PA-8: Naughton Outraises Strouse, Fitzpatrick Surpasses Both in Q1

Rep. Fitzpatrick

Rep. Fitzpatrick

April 15th may be tax day to everyone else but true politicos know it as the day the first quarterly fundraising reports are released.

In perhaps the state’s most competitive race, Pennsylvania’s 8th Congressional District, the incumbent Rep. Mike Fitzpatrick (R-Bucks) once again outraised both his opponents combined. The big difference this time, though, is that Democratic challenger Shaughnessy Naughton pulled ahead of her primary opponent Kevin Strouse in this quarter’s fundraising race.

Mike Fitzpatrick

Congressman Fitzpatrick led the pack again, bringing in over $337,000 from January 1st to March 31st of this year.

Among his notable donations were $4,000 from the PAC of Exxon, $2,500 from Dow Chemical’s PAC and $2,000 from his soon to be ex-colleague Rep. Jim Gerlach (R-Chester).

While the incumbent has kept ahead of his opponents, his pace is nonetheless slowing down. He raised less than he did during the fourth quarter of 2013 and significantly less than the $462K he was able to pull in for his 2013 Q3 report.

As is also to be expected, Fitzpatrick spent more than either of his competitors, totaling $140,168 in expenditures.

Altogether it wasn’t his most sterling quarter, Fitzpatrick has about $200,000 more than he did to start the year, standing tall with $1,473,633 cash on hand.

Shaughnessy Naughton

Businesswoman Shaughnessy Naughton crossed a personal milestone this quarter because for the first time she was able to out-raise her primary opponent Kevin Strouse in individual donations.

As we will clarify later, that does not mean she brought in the most cash. Naughton set a personal best by raising $124,952. Additionally, very little of it came from PACs with the Sheet Metal Workers as her only major contributor, giving $2,500.

Her one drawback is that she also managed to spend more than her primary opponent, doling out $87,459. Over $24,000 of which went to polling conducted by GBA Strategies.

Currently, Naughton has $207,966 cash on hand.

Kevin Strouse

The bad news for the Strouse campaign is that for the first time, the Naughton team outraised them.

The good news is that thanks to a loan from the candidate, they still ultimately brought in more money. Afghan and Iraq vet Kevin Strouse raised $115,193 in donations yet also loaned $50,000 to his campaign bringing his total receipts to $165,193.

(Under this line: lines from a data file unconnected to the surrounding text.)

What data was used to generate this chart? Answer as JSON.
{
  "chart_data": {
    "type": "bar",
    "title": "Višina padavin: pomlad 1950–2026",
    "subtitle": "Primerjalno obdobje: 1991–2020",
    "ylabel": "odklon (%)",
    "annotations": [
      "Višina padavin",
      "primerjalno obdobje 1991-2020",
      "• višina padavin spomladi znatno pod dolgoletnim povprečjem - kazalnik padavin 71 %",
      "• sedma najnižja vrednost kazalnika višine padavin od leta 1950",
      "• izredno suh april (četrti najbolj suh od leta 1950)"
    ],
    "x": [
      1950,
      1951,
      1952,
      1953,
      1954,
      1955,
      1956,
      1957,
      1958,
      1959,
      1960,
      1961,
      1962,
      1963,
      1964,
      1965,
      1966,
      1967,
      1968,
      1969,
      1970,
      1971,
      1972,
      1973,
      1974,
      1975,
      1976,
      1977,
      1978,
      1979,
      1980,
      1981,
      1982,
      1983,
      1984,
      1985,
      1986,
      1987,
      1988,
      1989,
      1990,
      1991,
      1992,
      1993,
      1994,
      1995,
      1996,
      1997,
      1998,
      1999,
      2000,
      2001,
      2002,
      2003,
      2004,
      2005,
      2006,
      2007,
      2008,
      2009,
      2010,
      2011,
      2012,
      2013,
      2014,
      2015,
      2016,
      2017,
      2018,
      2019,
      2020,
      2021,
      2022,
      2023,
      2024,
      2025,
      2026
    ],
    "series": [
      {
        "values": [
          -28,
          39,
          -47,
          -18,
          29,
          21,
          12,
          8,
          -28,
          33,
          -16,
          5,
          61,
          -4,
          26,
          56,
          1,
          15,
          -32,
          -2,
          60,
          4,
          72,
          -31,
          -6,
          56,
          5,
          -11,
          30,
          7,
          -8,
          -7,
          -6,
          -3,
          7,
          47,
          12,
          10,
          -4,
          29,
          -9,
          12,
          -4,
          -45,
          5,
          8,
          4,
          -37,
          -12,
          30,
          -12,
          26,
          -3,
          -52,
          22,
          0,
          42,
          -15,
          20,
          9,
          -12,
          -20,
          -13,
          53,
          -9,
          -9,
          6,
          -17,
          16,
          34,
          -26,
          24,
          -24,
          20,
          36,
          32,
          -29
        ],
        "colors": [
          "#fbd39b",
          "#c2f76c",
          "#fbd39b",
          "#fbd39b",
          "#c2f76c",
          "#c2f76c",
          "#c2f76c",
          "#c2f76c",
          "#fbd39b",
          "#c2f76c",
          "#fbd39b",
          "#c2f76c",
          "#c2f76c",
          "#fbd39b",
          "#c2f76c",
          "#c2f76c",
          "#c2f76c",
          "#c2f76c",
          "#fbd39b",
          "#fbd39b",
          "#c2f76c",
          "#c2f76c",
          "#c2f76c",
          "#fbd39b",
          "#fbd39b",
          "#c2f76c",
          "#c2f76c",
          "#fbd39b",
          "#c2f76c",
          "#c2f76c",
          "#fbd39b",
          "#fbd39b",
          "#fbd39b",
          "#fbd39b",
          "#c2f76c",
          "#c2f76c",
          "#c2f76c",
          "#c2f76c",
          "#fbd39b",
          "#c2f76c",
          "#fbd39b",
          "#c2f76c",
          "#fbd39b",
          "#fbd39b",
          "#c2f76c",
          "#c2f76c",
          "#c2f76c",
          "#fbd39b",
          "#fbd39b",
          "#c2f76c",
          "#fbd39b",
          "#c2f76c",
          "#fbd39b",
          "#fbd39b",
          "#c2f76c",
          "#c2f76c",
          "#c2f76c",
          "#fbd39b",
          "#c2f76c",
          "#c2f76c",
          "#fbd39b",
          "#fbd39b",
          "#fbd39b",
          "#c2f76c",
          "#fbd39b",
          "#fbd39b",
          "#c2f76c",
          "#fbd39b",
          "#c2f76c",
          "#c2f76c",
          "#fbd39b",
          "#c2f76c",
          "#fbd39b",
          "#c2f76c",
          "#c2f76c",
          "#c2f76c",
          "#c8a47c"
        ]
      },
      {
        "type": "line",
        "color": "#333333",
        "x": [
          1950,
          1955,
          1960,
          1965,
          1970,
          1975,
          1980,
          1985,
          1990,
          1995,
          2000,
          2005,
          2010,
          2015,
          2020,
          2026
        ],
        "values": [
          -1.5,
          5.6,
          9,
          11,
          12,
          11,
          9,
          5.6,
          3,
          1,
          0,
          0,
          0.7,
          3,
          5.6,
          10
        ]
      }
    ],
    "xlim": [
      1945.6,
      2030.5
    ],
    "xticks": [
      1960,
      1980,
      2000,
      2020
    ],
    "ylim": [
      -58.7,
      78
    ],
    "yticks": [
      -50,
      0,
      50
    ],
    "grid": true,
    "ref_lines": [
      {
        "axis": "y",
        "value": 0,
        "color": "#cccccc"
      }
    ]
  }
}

Strouse also benefitted from his ties to party leadership, receiving $4,000 from Steny Hoyer after his personal visit and another $3,000 from Nancy Pelosi’s group “PAC to the Future”.

He spent a total of $73,319 during the first quarter of 2014. The campaign used $7,000 and $3,000 respectively for the political consulting services of the Global Strategy Group and MGB Development.

The most important advantage Strouse still has, however, is his lead over Naughton in cash on hand. For all her fundraising success, Naughton increased her COH by only about $30,000 compared to the last quarter, while Strouse increased his COH by about $90,000.

At the moment, the Strouse campaign has $563,574 cash on hand, more than double Naughton’s current amount.

April 16th, 2014 | Posted in Congress, Front Page Stories, Top Stories | 2 Comments

2 thoughts on “PA-8: Naughton Outraises Strouse, Fitzpatrick Surpasses Both in Q1”

  1. sober tom says:

    while you dwell in your Mom’s basement, typing idiotic comments about the Dems, pls be fair and balanced…. after all, Fitzie’s political contributions come from bankers and lawyers that oh just happen to benefit from muncipal bond transactions….coincidence? Or maybe just a clever way to generate revenue for their big fat investment firms.

  2. clutch cargo says:

    Harsh comment on Strouse’s new make-work job that suddenly appeared the minute he first set foot in the 8th district??

    Perhaps.

    How about all the donations family members makes to other Democrat congressmen in other states … who then funnel that exact same amount to Strouse’s campaign.

    Coincidence?

    Or maybe just a clever way to get around campaign laws.